Now we look at the embedding space of the all-mpnet-base-v2 model.

In [ ]:
mpnet_base_ds = create_dataset('mpnet_base', merged_partitions['mpnet_base'], merged_partitions['mpnet_base']['embedding'], content=merged_partitions['mpnet_base']['content'])

px_session = launch_px(mpnet_base_ds, None)
px_session.view()
converting items in column `embedding` to numpy.ndarray, because they have the following type: list
Existing running Phoenix instance detected! Shutting it down and starting a new instance...
❗️ The launch_app `port` parameter is deprecated and will be removed in a future release. Use the `PHOENIX_PORT` environment variable instead.
❗️ The launch_app `host` parameter is deprecated and will be removed in a future release. Use the `PHOENIX_HOST` environment variable instead.
🌍 To view the Phoenix app in your browser, visit http://localhost:6006/
📺 To view the Phoenix app in a notebook, run `px.active_session().view()`
📖 For more information on how to use Phoenix, check out https://docs.arize.com/phoenix
📺 Opening a view to the Phoenix app. The app is running at http://localhost:6006/
Out[ ]:

The UMAP projection of mpnet_base as seen in Phoenix also shows roughly the same clusters as the UMAP projection of the mini_lm embedding space. The main and most obvious sights stay the same as already noted in the previous exploration on the mini_lm's decomposition:

  • One cluster that separates itself from the other points in the space is the music-related cluster
  • On the other side of the space much data points seem to be about books

PCA of mpnet-base¶

In [ ]:
plot_pca(merged_partitions, 'mpnet_base')

This mpnet_base PCA projection shows a decomposed space similar to the PCA of the mini_lm embedding model. This observation makes sense because both embedding models were trained with similar BERT-style objectives focused on mapping and clustering the semantic meanings of sentences. Consequently, the decomposed spaces map similar variances onto the principal components.
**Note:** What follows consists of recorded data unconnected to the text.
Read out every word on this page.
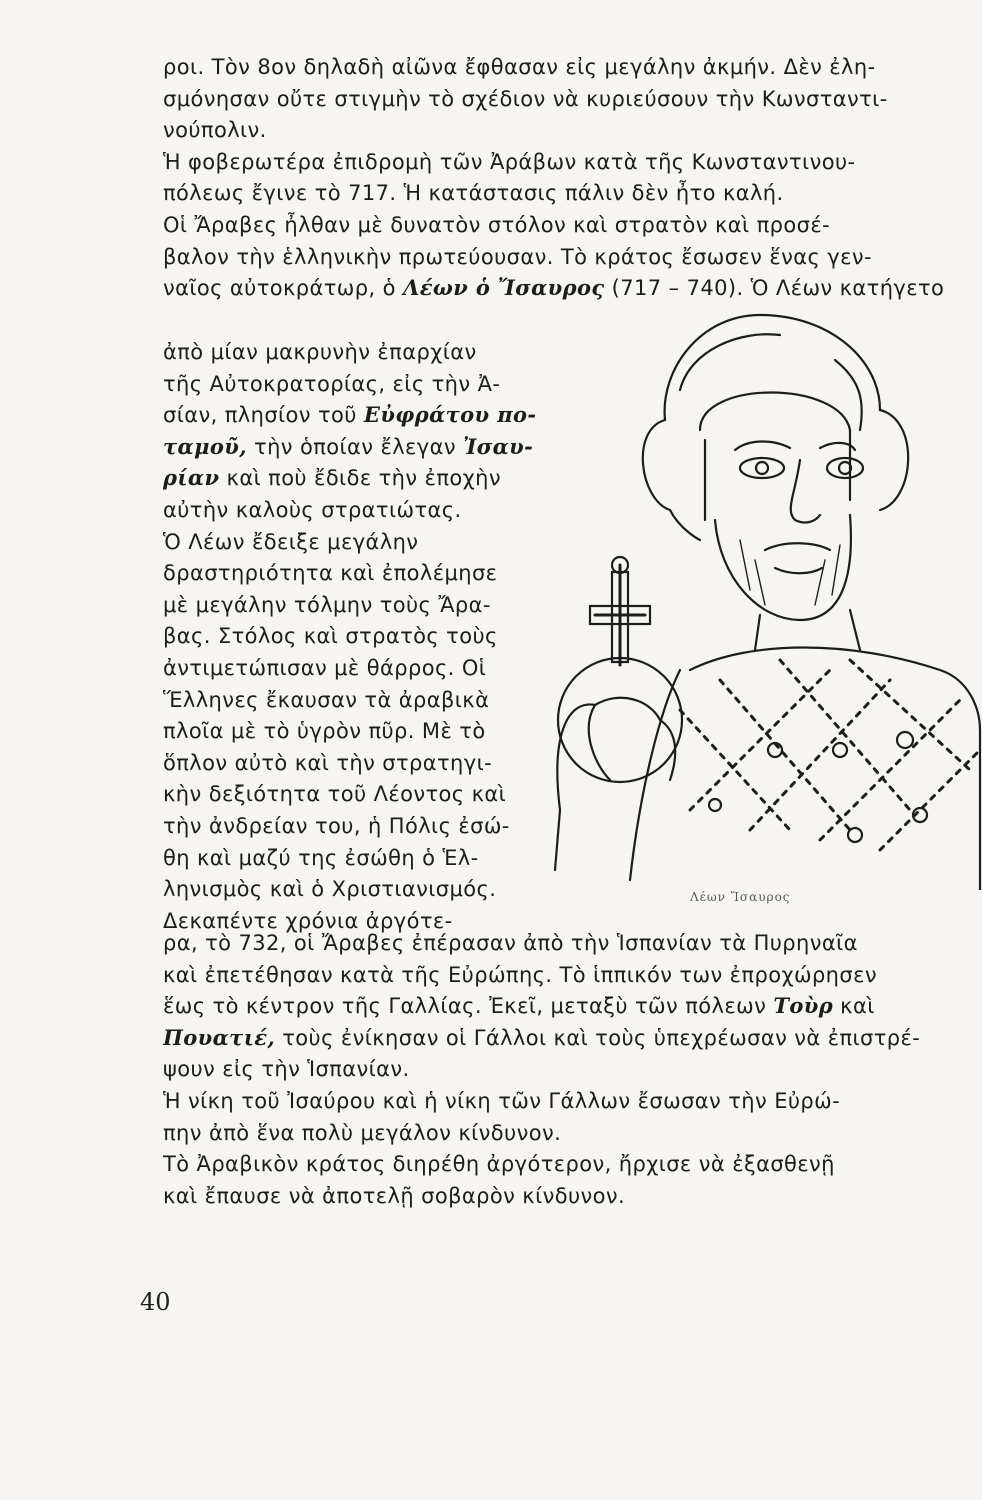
ροι. Τὸν 8ον δηλαδὴ αἰῶνα ἔφθασαν εἰς μεγάλην ἀκμήν. Δὲν ἐλη-
σμόνησαν οὔτε στιγμὴν τὸ σχέδιον νὰ κυριεύσουν τὴν Κωνσταντι-
νούπολιν.
Ἡ φοβερωτέρα ἐπιδρομὴ τῶν Ἀράβων κατὰ τῆς Κωνσταντινου-
πόλεως ἔγινε τὸ 717. Ἡ κατάστασις πάλιν δὲν ἦτο καλή.
Οἱ Ἄραβες ἦλθαν μὲ δυνατὸν στόλον καὶ στρατὸν καὶ προσέ-
βαλον τὴν ἑλληνικὴν πρωτεύουσαν. Τὸ κράτος ἔσωσεν ἕνας γεν-
ναῖος αὐτοκράτωρ, ὁ Λέων ὁ Ἴσαυρος (717 – 740). Ὁ Λέων κατήγετο
ἀπὸ μίαν μακρυνὴν ἐπαρχίαν
τῆς Αὐτοκρατορίας, εἰς τὴν Ἀ-
σίαν, πλησίον τοῦ Εὐφράτου πο-
ταμοῦ, τὴν ὁποίαν ἔλεγαν Ἰσαυ-
ρίαν καὶ ποὺ ἔδιδε τὴν ἐποχὴν
αὐτὴν καλοὺς στρατιώτας.
Ὁ Λέων ἔδειξε μεγάλην
δραστηριότητα καὶ ἐπολέμησε
μὲ μεγάλην τόλμην τοὺς Ἄρα-
βας. Στόλος καὶ στρατὸς τοὺς
ἀντιμετώπισαν μὲ θάρρος. Οἱ
Ἕλληνες ἔκαυσαν τὰ ἀραβικὰ
πλοῖα μὲ τὸ ὑγρὸν πῦρ. Μὲ τὸ
ὅπλον αὐτὸ καὶ τὴν στρατηγι-
κὴν δεξιότητα τοῦ Λέοντος καὶ
τὴν ἀνδρείαν του, ἡ Πόλις ἐσώ-
θη καὶ μαζύ της ἐσώθη ὁ Ἑλ-
ληνισμὸς καὶ ὁ Χριστιανισμός.
Δεκαπέντε χρόνια ἀργότε-
ρα, τὸ 732, οἱ Ἄραβες ἐπέρασαν ἀπὸ τὴν Ἱσπανίαν τὰ Πυρηναῖα
καὶ ἐπετέθησαν κατὰ τῆς Εὐρώπης. Τὸ ἱππικόν των ἐπροχώρησεν
ἕως τὸ κέντρον τῆς Γαλλίας. Ἐκεῖ, μεταξὺ τῶν πόλεων Τοὺρ καὶ
Πουατιέ, τοὺς ἐνίκησαν οἱ Γάλλοι καὶ τοὺς ὑπεχρέωσαν νὰ ἐπιστρέ-
ψουν εἰς τὴν Ἱσπανίαν.
Ἡ νίκη τοῦ Ἰσαύρου καὶ ἡ νίκη τῶν Γάλλων ἔσωσαν τὴν Εὐρώ-
πην ἀπὸ ἕνα πολὺ μεγάλον κίνδυνον.
Τὸ Ἀραβικὸν κράτος διηρέθη ἀργότερον, ἤρχισε νὰ ἐξασθενῇ
καὶ ἔπαυσε νὰ ἀποτελῇ σοβαρὸν κίνδυνον.
Λέων Ἴσαυρος
40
A confusion that might arise is the fact that when comparing both 3D-PCA plots the principal component #2 seems to be flipped. This does not change the components meaning since the principal components derived from PCA are unique up to a sign flip. This is because the eigenvectors of a covariance matrix (which define the principal components) can point in either direction along the axis they define. Both directions represent the same principal component, just with inverted signs.